Time went on I was with my so 3 years thinking it would last forever. We had a child when I was 21. We broke up a little over a year later. He decided to leave us for the nanny(not that that's relevant). Now he wants full custody and to let me have some parent time. The other day he made a comment about my mom and if I've talked to her. No I havent talked to her in months.
Well, after having a conversation with my grandma today it's all piecing together why he'd ask....

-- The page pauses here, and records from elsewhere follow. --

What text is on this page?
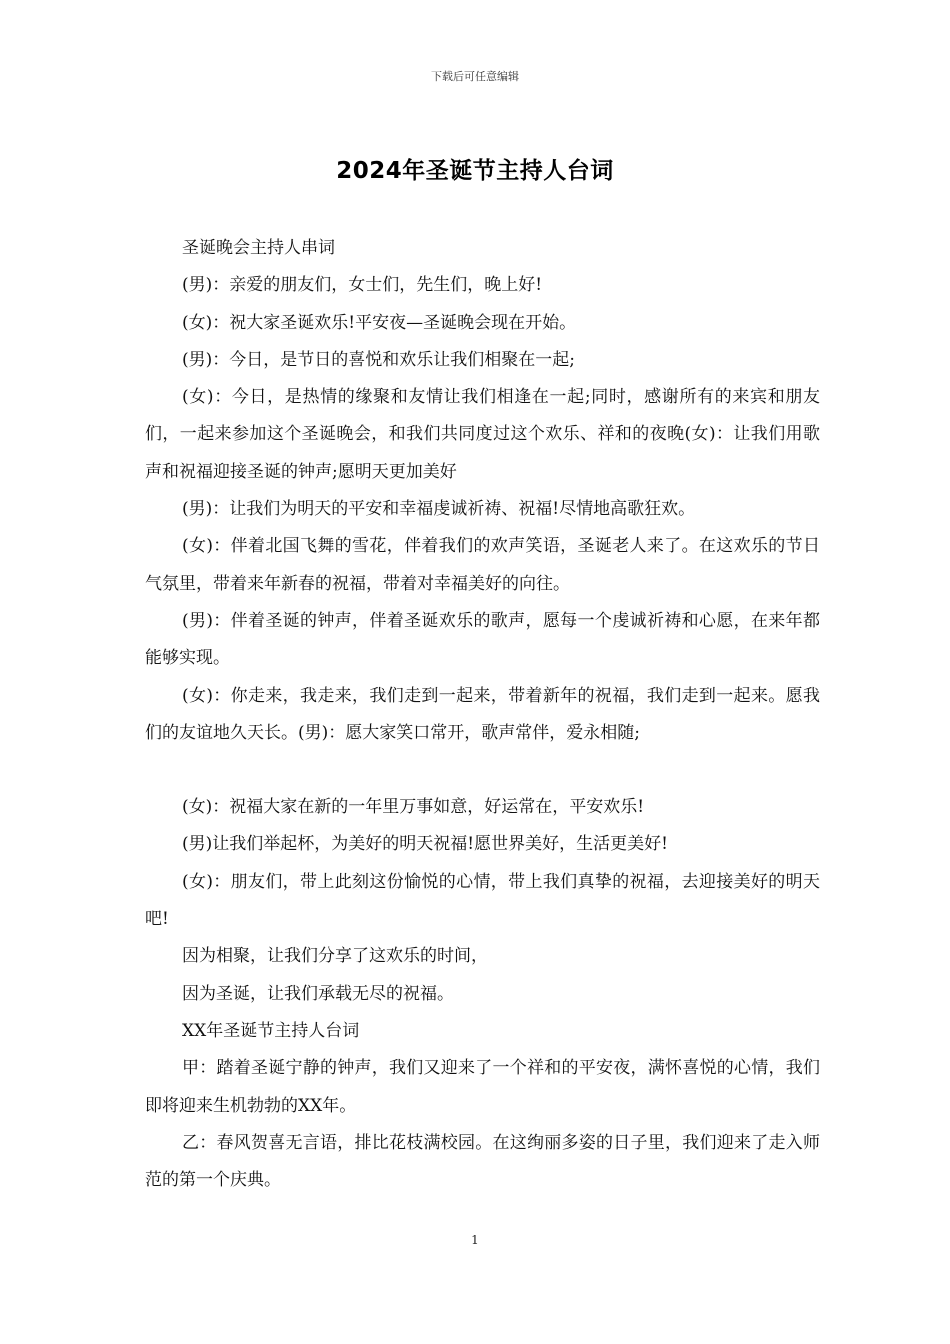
下载后可任意编辑
2024年圣诞节主持人台词

圣诞晚会主持人串词

(男)：亲爱的朋友们，女士们，先生们，晚上好!

(女)：祝大家圣诞欢乐!平安夜—圣诞晚会现在开始。

(男)：今日，是节日的喜悦和欢乐让我们相聚在一起;

(女)：今日，是热情的缘聚和友情让我们相逢在一起;同时，感谢所有的来宾和朋友们，一起来参加这个圣诞晚会，和我们共同度过这个欢乐、祥和的夜晚(女)：让我们用歌声和祝福迎接圣诞的钟声;愿明天更加美好

(男)：让我们为明天的平安和幸福虔诚祈祷、祝福!尽情地高歌狂欢。

(女)：伴着北国飞舞的雪花，伴着我们的欢声笑语，圣诞老人来了。在这欢乐的节日气氛里，带着来年新春的祝福，带着对幸福美好的向往。

(男)：伴着圣诞的钟声，伴着圣诞欢乐的歌声，愿每一个虔诚祈祷和心愿，在来年都能够实现。

(女)：你走来，我走来，我们走到一起来，带着新年的祝福，我们走到一起来。愿我们的友谊地久天长。(男)：愿大家笑口常开，歌声常伴，爱永相随;

(女)：祝福大家在新的一年里万事如意，好运常在，平安欢乐!

(男)让我们举起杯，为美好的明天祝福!愿世界美好，生活更美好!

(女)：朋友们，带上此刻这份愉悦的心情，带上我们真挚的祝福，去迎接美好的明天吧!

因为相聚，让我们分享了这欢乐的时间，

因为圣诞，让我们承载无尽的祝福。

XX年圣诞节主持人台词

甲：踏着圣诞宁静的钟声，我们又迎来了一个祥和的平安夜，满怀喜悦的心情，我们即将迎来生机勃勃的XX年。

乙：春风贺喜无言语，排比花枝满校园。在这绚丽多姿的日子里，我们迎来了走入师范的第一个庆典。

1
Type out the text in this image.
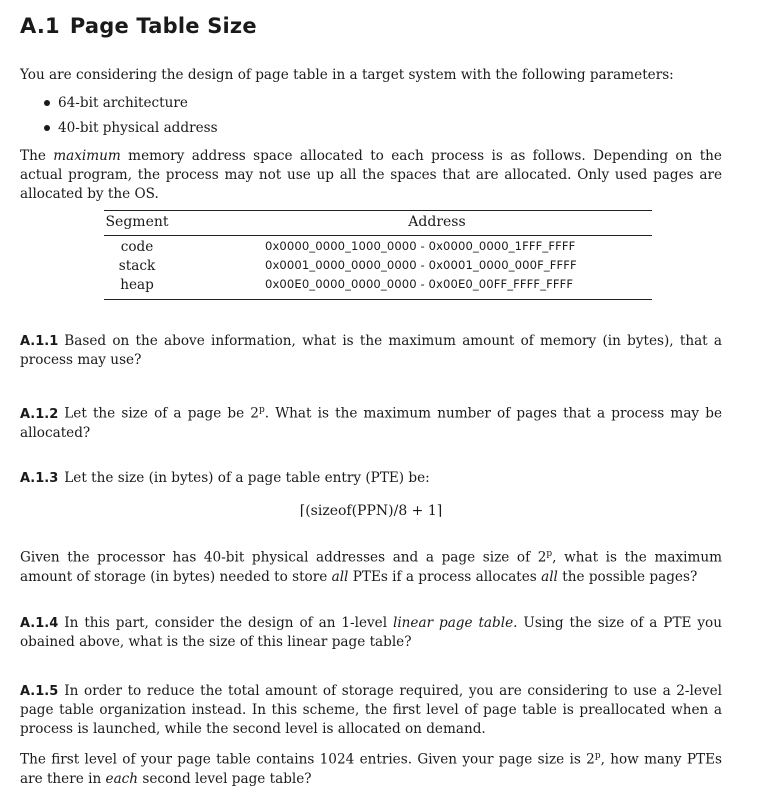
A.1 Page Table Size

You are considering the design of page table in a target system with the following parameters:

64-bit architecture
40-bit physical address

The maximum memory address space allocated to each process is as follows. Depending on the actual program, the process may not use up all the spaces that are allocated. Only used pages are allocated by the OS.

Segment	Address
code	0x0000_0000_1000_0000 - 0x0000_0000_1FFF_FFFF
stack	0x0001_0000_0000_0000 - 0x0001_0000_000F_FFFF
heap	0x00E0_0000_0000_0000 - 0x00E0_00FF_FFFF_FFFF

A.1.1 Based on the above information, what is the maximum amount of memory (in bytes), that a process may use?

A.1.2 Let the size of a page be 2$^p$. What is the maximum number of pages that a process may be allocated?

A.1.3 Let the size (in bytes) of a page table entry (PTE) be:

⌈(sizeof(PPN)/8 + 1⌉

Given the processor has 40-bit physical addresses and a page size of 2$^p$, what is the maximum amount of storage (in bytes) needed to store all PTEs if a process allocates all the possible pages?

A.1.4 In this part, consider the design of an 1-level linear page table. Using the size of a PTE you obained above, what is the size of this linear page table?

A.1.5 In order to reduce the total amount of storage required, you are considering to use a 2-level page table organization instead. In this scheme, the first level of page table is preallocated when a process is launched, while the second level is allocated on demand.

The first level of your page table contains 1024 entries. Given your page size is 2$^p$, how many PTEs are there in each second level page table?
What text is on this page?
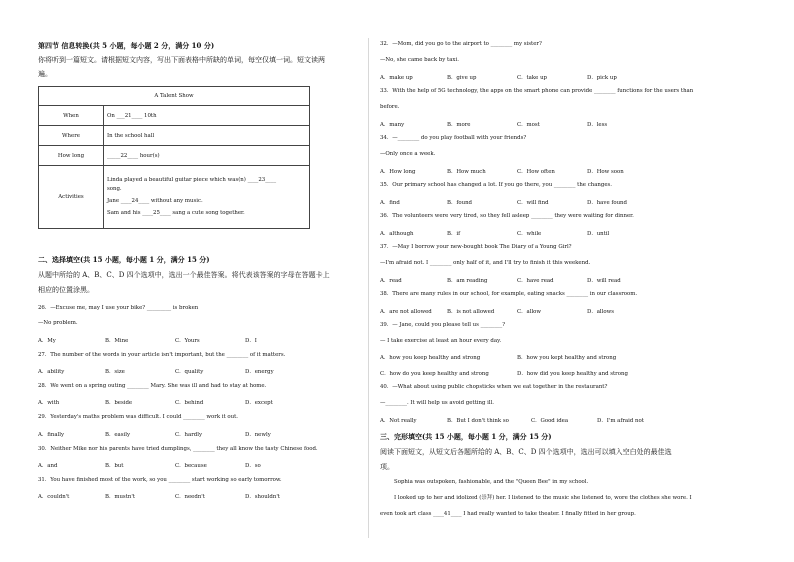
第四节 信息转换(共 5 小题，每小题 2 分，满分 10 分)
你将听到一篇短文。请根据短文内容，写出下面表格中所缺的单词，每空仅填一词。短文读两
遍。
A Talent Show	
When	On ___21____ 10th
Where	In the school hall
How long	_____22____ hour(s)
Activities	Linda played a beautiful guitar piece which was(n) ____23____
song.
Jane ____24____ without any music.
Sam and his ____25____ sang a cute song together.
二、选择填空(共 15 小题，每小题 1 分，满分 15 分)
从题中所给的 A、B、C、D 四个选项中，选出一个最佳答案。将代表该答案的字母在答题卡上
相应的位置涂黑。
26．—Excuse me, may I use your bike? _________ is broken
—No problem.
A．My	B．Mine	C．Yours	D．I
27．The number of the words in your article isn't important, but the ________ of it matters.
A．ability	B．size	C．quality	D．energy
28．We went on a spring outing ________ Mary. She was ill and had to stay at home.
A．with	B．beside	C．behind	D．except
29．Yesterday's maths problem was difficult. I could ________ work it out.
A．finally	B．easily	C．hardly	D．newly
30．Neither Mike nor his parents have tried dumplings, ________ they all know the tasty Chinese food.
A．and	B．but	C．because	D．so
31．You have finished most of the work, so you ________ start working so early tomorrow.
A．couldn't	B．mustn't	C．needn't	D．shouldn't
32．—Mom, did you go to the airport to ________ my sister?
—No, she came back by taxi.
A．make up	B．give up	C．take up	D．pick up
33．With the help of 5G technology, the apps on the smart phone can provide ________ functions for the users than
before.
A．many	B．more	C．most	D．less
34．—________ do you play football with your friends?
—Only once a week.
A．How long	B．How much	C．How often	D．How soon
35．Our primary school has changed a lot. If you go there, you ________ the changes.
A．find	B．found	C．will find	D．have found
36．The volunteers were very tired, so they fell asleep ________ they were waiting for dinner.
A．although	B．if	C．while	D．until
37．—May I borrow your new-bought book The Diary of a Young Girl?
—I'm afraid not. I ________ only half of it, and I'll try to finish it this weekend.
A．read	B．am reading	C．have read	D．will read
38．There are many rules in our school, for example, eating snacks ________ in our classroom.
A．are not allowed	B．is not allowed	C．allow	D．allows
39．— Jane, could you please tell us ________?
— I take exercise at least an hour every day.
A．how you keep healthy and strong	B．how you kept healthy and strong
C．how do you keep healthy and strong	D．how did you keep healthy and strong
40．—What about using public chopsticks when we eat together in the restaurant?
—________. It will help us avoid getting ill.
A．Not really	B．But I don't think so	C．Good idea	D．I'm afraid not
三、完形填空(共 15 小题，每小题 1 分，满分 15 分)
阅读下面短文，从短文后各题所给的 A、B、C、D 四个选项中，选出可以填入空白处的最佳选
项。
Sophia was outspoken, fashionable, and the "Queen Bee" in my school.
I looked up to her and idolized (崇拜) her. I listened to the music she listened to, wore the clothes she wore. I
even took art class ____41____ I had really wanted to take theater. I finally fitted in her group.
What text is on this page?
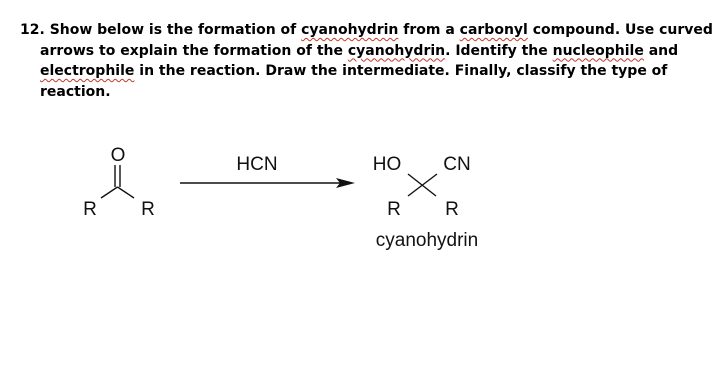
12. Show below is the formation of cyanohydrin from a carbonyl compound. Use curved
arrows to explain the formation of the cyanohydrin. Identify the nucleophile and
electrophile in the reaction. Draw the intermediate. Finally, classify the type of
reaction.
O
R R
HCN	HO CN
R R
cyanohydrin
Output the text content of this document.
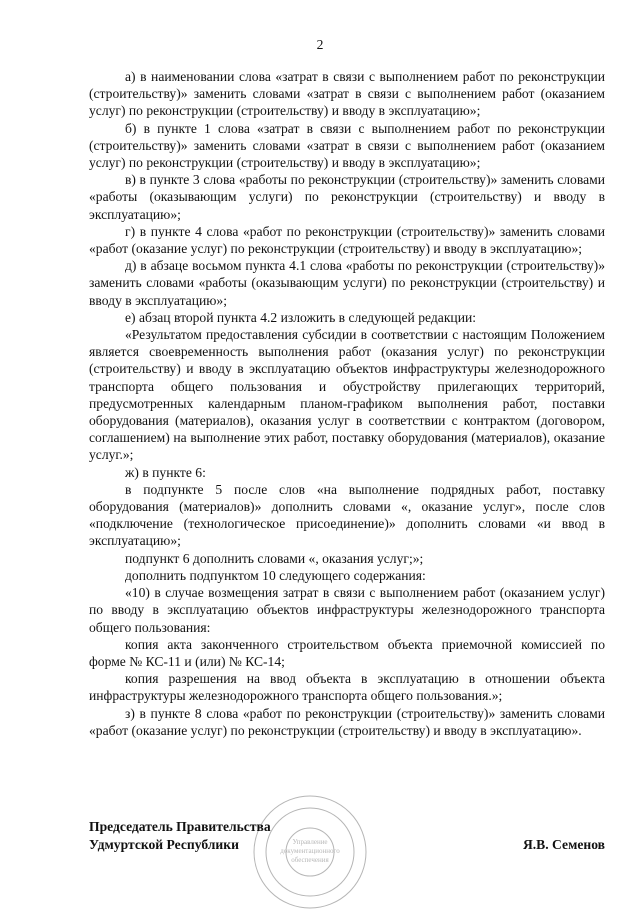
2

а) в наименовании слова «затрат в связи с выполнением работ по реконструкции (строительству)» заменить словами «затрат в связи с выполнением работ (оказанием услуг) по реконструкции (строительству) и вводу в эксплуатацию»;

б) в пункте 1 слова «затрат в связи с выполнением работ по реконструкции (строительству)» заменить словами «затрат в связи с выполнением работ (оказанием услуг) по реконструкции (строительству) и вводу в эксплуатацию»;

в) в пункте 3 слова «работы по реконструкции (строительству)» заменить словами «работы (оказывающим услуги) по реконструкции (строительству) и вводу в эксплуатацию»;

г) в пункте 4 слова «работ по реконструкции (строительству)» заменить словами «работ (оказание услуг) по реконструкции (строительству) и вводу в эксплуатацию»;

д) в абзаце восьмом пункта 4.1 слова «работы по реконструкции (строительству)» заменить словами «работы (оказывающим услуги) по реконструкции (строительству) и вводу в эксплуатацию»;

е) абзац второй пункта 4.2 изложить в следующей редакции:

«Результатом предоставления субсидии в соответствии с настоящим Положением является своевременность выполнения работ (оказания услуг) по реконструкции (строительству) и вводу в эксплуатацию объектов инфраструктуры железнодорожного транспорта общего пользования и обустройству прилегающих территорий, предусмотренных календарным планом-графиком выполнения работ, поставки оборудования (материалов), оказания услуг в соответствии с контрактом (договором, соглашением) на выполнение этих работ, поставку оборудования (материалов), оказание услуг.»;

ж) в пункте 6:

в подпункте 5 после слов «на выполнение подрядных работ, поставку оборудования (материалов)» дополнить словами «, оказание услуг», после слов «подключение (технологическое присоединение)» дополнить словами «и ввод в эксплуатацию»;

подпункт 6 дополнить словами «, оказания услуг;»;

дополнить подпунктом 10 следующего содержания:

«10) в случае возмещения затрат в связи с выполнением работ (оказанием услуг) по вводу в эксплуатацию объектов инфраструктуры железнодорожного транспорта общего пользования:

копия акта законченного строительством объекта приемочной комиссией по форме № КС-11 и (или) № КС-14;

копия разрешения на ввод объекта в эксплуатацию в отношении объекта инфраструктуры железнодорожного транспорта общего пользования.»;

з) в пункте 8 слова «работ по реконструкции (строительству)» заменить словами «работ (оказание услуг) по реконструкции (строительству) и вводу в эксплуатацию».

Управление
документационного
обеспечения
Председатель Правительства
Удмуртской Республики	Я.В. Семенов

My mom had a hearing for some part of that gaurdianship I guess last week. She didn't go and now has a warrant for her arrest-or had. She works for the court house, so naturally she was pissed. She went in to clear it up and told them that they need to focus on the two kids I have because they are the ones in an unstable home. She called my grandma and told her that my ex told her that I was stupid for not being able to afford my lawyer because he was going to tell the court that I'm an unfit mother because my four year old doesn't know all his letters of the alphabet (he only knows 75%, but seriously?) I went and vented to my grandpa who told me that my mom and ex are meeting occasionally at her house.
My thought would be that she no longer wants the kid I wanted to give up for adoption and as some sort of retaliation is trying to get my other children taken from me. Let's get real I'm a single mom so no my kids don't have everything their little heart desires. Yeah, they probably have three jeans they live in and out of that I have to wash constantly. I wouldn't say that makes me an unfit mother. I love my kids with all my heart and I do everything and anything that I can for them. My mom knows that. So, why she's teaming up with my ex is beyond me.
The whole court situation has me so rattled. I've raised my son almost two years not without have to share him (because his dad didn't care to see him but on holidays). So, I'm freaking out at the thought of not having him with me all the time. Knowing my mom is in on it too now, I just feel sick.
I guess she was saying that now CPS is involved. That's fine with me, I have no problem opening my life and home up to them. It's just the drama that is being caused so close to the hearing (in April) that upsets me.I'm just so angry I feel like I should do something. Like I should come up with something back to get her. The little voice inside me tells me it's immature and wrong but honestly what else can I do? Sit and wait while her and my ex try to tear my world apart? I've HEARD that she is taking more anxiety meds than what she is prescribed lately from her 27 year old boyfriend's mom. I feel like not only telling CPS but her employer.
Then there's that small voice of reason asking how could my mom really do this to me? Like my own mother? The mom I used to eat lunch with everyday. Sure we never got along until I hit maybe 20, but I cannot imagine doing something like this to y daughter. I'm just stuck. I have no idea what to do.